Tracking #: 3775-4989

This paper is currently under review
Authors: 
Ensiyeh Raoufi
Bill Gates Happi Happi
Pierre Larmande
Francois Scharffe
Konstantin Todorov

Responsible editor: 
Guest Editors OM-ML 2024

Submission type: 
Full Paper
Abstract: 
Representation learning for Entity Alignment (EA) aims to map, across two Knowledge Graphs (KG), distinct entities that correspond to the same real-world object using an embedding space. Hence, the similarity of the learned entity embeddings serves as a proxy for that of the actual entities. Although many embedding-based models show very good performance on established synthetic benchmark datasets, in this paper we demonstrate that benchmark overfitting limits the applicability of these methods in real-world scenarios, where we deal with highly heterogeneous, incomplete, and domain-specific data. While there have been efforts to employ sampling algorithms to generate benchmark datasets reflecting as much as possible real-world scenarios, there is still a lack of comprehensive analysis and comparison between the performance of methods on synthetic benchmark and original real-world heterogeneous datasets. In addition, most existing models report their performance by excluding from the alignment candidate search space entities that are not part of the validation data. This under-represents the knowledge and the data contained in the KGs, limiting the ability of these models to find new alignments in large-scale KGs.

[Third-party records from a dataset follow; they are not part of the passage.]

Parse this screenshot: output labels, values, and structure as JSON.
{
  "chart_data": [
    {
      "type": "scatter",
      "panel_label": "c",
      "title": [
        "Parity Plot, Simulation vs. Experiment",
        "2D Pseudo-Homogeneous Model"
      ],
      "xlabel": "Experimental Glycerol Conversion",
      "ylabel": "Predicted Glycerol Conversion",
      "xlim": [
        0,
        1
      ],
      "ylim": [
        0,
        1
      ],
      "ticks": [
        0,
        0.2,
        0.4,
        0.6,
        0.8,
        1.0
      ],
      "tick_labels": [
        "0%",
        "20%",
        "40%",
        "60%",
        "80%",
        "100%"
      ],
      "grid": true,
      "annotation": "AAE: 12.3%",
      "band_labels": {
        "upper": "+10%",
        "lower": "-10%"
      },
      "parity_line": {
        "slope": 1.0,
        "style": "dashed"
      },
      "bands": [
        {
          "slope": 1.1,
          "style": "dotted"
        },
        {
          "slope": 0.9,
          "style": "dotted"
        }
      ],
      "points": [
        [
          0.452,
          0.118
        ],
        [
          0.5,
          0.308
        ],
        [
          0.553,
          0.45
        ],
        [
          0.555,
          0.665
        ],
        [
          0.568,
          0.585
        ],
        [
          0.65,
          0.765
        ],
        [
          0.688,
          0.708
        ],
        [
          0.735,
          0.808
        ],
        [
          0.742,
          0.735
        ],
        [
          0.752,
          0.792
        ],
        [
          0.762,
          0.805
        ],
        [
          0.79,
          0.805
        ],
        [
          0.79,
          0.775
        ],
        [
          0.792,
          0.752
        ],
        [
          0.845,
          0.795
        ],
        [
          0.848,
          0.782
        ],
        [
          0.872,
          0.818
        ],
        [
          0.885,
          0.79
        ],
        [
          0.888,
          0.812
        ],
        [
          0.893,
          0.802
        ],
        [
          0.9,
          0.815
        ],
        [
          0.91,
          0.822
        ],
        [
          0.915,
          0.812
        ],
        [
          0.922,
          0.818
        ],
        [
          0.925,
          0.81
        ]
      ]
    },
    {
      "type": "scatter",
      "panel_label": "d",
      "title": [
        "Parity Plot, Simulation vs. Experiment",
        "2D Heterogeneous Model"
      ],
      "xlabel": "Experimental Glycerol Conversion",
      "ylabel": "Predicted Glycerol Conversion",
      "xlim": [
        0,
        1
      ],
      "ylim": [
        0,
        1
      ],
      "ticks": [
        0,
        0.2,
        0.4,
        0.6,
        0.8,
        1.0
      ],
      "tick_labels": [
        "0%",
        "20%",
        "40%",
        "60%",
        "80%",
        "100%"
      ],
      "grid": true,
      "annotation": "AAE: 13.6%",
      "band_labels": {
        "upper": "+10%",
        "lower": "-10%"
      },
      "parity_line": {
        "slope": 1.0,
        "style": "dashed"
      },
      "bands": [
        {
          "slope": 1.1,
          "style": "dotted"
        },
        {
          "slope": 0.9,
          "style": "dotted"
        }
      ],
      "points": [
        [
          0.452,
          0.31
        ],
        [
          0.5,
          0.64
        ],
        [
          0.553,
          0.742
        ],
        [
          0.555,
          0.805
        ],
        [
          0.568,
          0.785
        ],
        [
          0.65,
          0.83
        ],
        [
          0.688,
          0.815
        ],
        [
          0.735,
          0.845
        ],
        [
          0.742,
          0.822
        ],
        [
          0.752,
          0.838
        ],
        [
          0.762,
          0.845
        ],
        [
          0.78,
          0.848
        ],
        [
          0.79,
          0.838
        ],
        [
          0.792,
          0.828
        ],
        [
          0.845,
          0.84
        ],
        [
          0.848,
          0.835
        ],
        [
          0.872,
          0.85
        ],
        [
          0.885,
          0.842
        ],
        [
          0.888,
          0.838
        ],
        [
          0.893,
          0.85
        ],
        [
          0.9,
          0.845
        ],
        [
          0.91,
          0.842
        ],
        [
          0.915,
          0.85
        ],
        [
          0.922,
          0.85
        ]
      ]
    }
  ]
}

We analyze models with competitive performance on widely used synthetic benchmark datasets, such as the cross-lingual DBP15K. We compare the performance of the selected models on real-world heterogeneous datasets beyond DBP15K and we show that most of the current approaches are not effectively capable of discovering mappings between entities in the real world, due to the above-mentioned drawbacks. We compare the utilized methods from different aspects and measure joint semantic similarity and profiling properties of the KGs to explain the models' performance drop on real-world datasets. Furthermore, we show how tuning the EA models by restricting the search space only to validation data affects the models' performance and causes them to face generalization issues. By addressing practical challenges in applying EA models to heterogeneous datasets and providing valuable insights for future research, we signal the need for more robust solutions in real-world applications.
Full PDF Version: 
Tags: 
Under Review